All companies incorporated under the Companies Act (and corresponding State Companies Codes), by section 67, have the legal capacity of a natural person. Consequently, all companies can enter into swap agreements without fear of the agreements being challenged by outsiders on the ground that they are outside the relevant company’s power. The situation is different for statutory corporations, public authorities, local councils, and other public bodies which invariably do not have the legal capacity of a natural person.

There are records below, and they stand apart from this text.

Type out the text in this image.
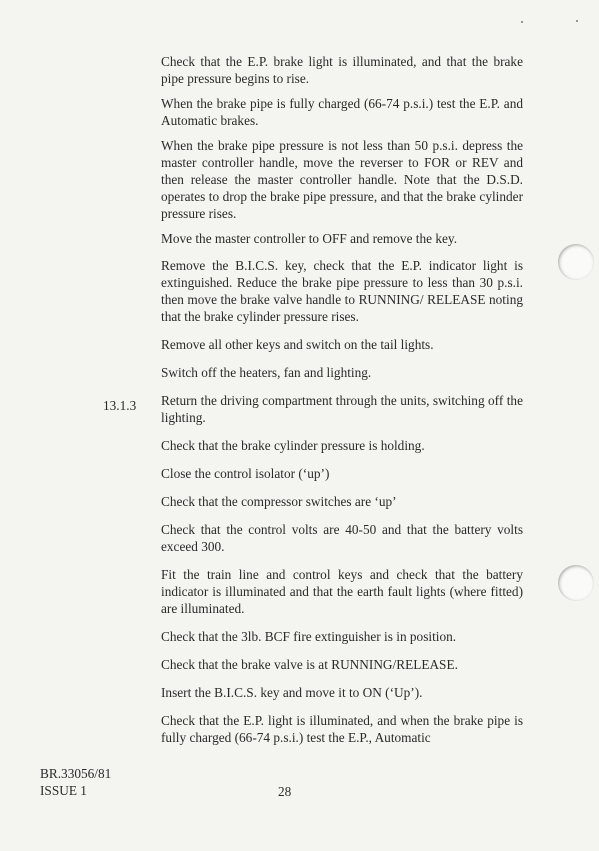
13.1.3

Check that the E.P. brake light is illuminated, and that the brake pipe pressure begins to rise.

When the brake pipe is fully charged (66-74 p.s.i.) test the E.P. and Automatic brakes.

When the brake pipe pressure is not less than 50 p.s.i. depress the master controller handle, move the reverser to FOR or REV and then release the master controller handle. Note that the D.S.D. operates to drop the brake pipe pressure, and that the brake cylinder pressure rises.

Move the master controller to OFF and remove the key.

Remove the B.I.C.S. key, check that the E.P. indicator light is extinguished. Reduce the brake pipe pressure to less than 30 p.s.i. then move the brake valve handle to RUNNING/ RELEASE noting that the brake cylinder pressure rises.

Remove all other keys and switch on the tail lights.

Switch off the heaters, fan and lighting.

Return the driving compartment through the units, switching off the lighting.

Check that the brake cylinder pressure is holding.

Close the control isolator (‘up’)

Check that the compressor switches are ‘up’

Check that the control volts are 40-50 and that the battery volts exceed 300.

Fit the train line and control keys and check that the battery indicator is illuminated and that the earth fault lights (where fitted) are illuminated.

Check that the 3lb. BCF fire extinguisher is in position.

Check that the brake valve is at RUNNING/RELEASE.

Insert the B.I.C.S. key and move it to ON (‘Up’).

Check that the E.P. light is illuminated, and when the brake pipe is fully charged (66-74 p.s.i.) test the E.P., Automatic

BR.33056/81
ISSUE 1	28
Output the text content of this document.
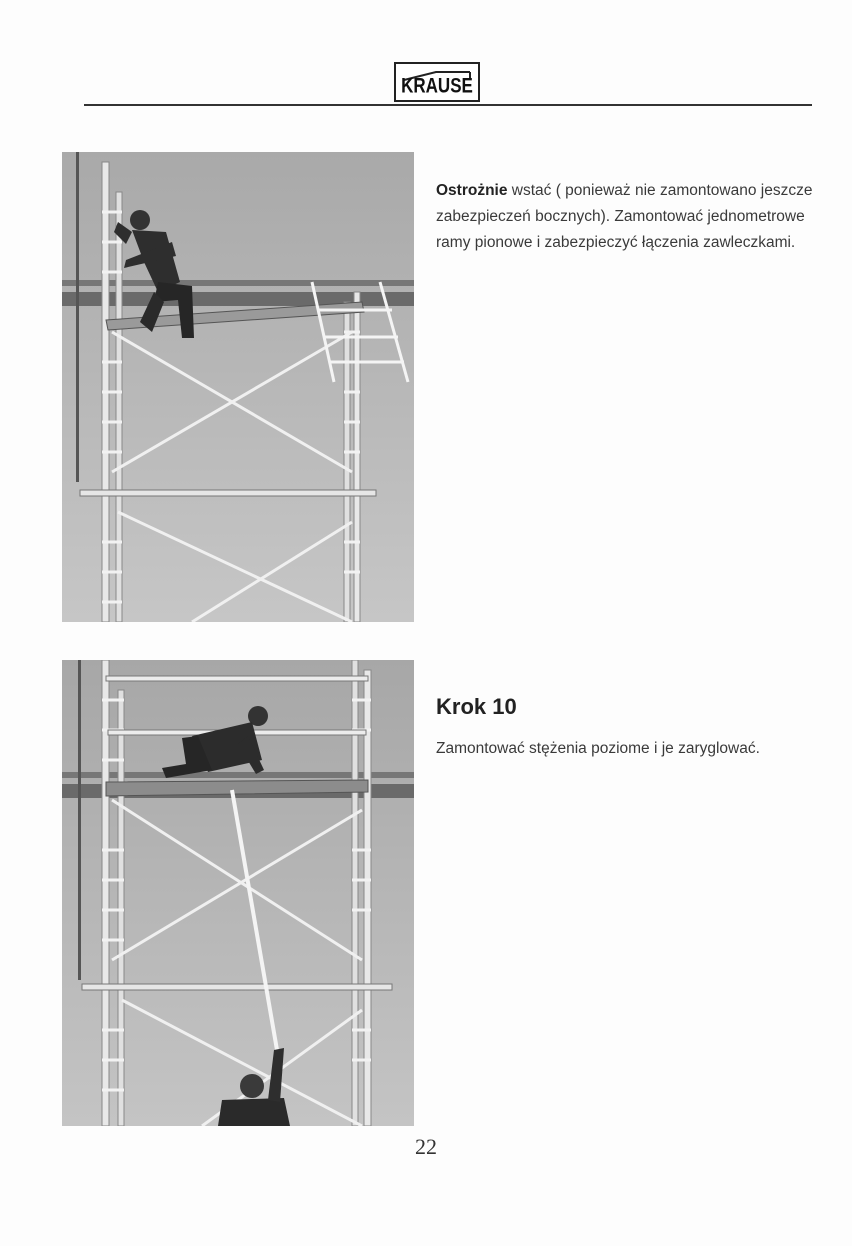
KRAUSE
Ostrożnie wstać ( ponieważ nie zamontowano jeszcze zabezpieczeń bocznych). Zamontować jednometrowe ramy pionowe i zabezpieczyć łączenia zawleczkami.
Krok 10
Zamontować stężenia poziome i je zaryglować.
22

The powers of such public bodies are usually enumerated in their incorporating legislation. Often they will be given a power to raise money by borrowing, subject to conditions, together with either an express or implied incidental power. There is some doubt, in the absence of a specific power, whether a statutory body can enter into a swap agreement. A swap transaction is usually an agreement by two parties to pay each other on certain days amounts calculated by reference to interest which would have accrued over a given period on the same notional principal sum assuming different rates of interest are payable in each case. Swaps are often employed as a device of minimising exposure to adverse interest rate fluctuations payable on loans. Since a swap transaction is not a borrowing, a question arises, in the absence of specific power, as to whether swap transactions are incidental to borrowing.

Recently in the English case of Hazellv. Hammersmith & Fulham London Borough Council & Ors1 the Queen’s Bench Court of Appeal, reviewing a decision of the Divisional Court, examined the scope of the powers of a local council in relation to the entering into of swap agreements.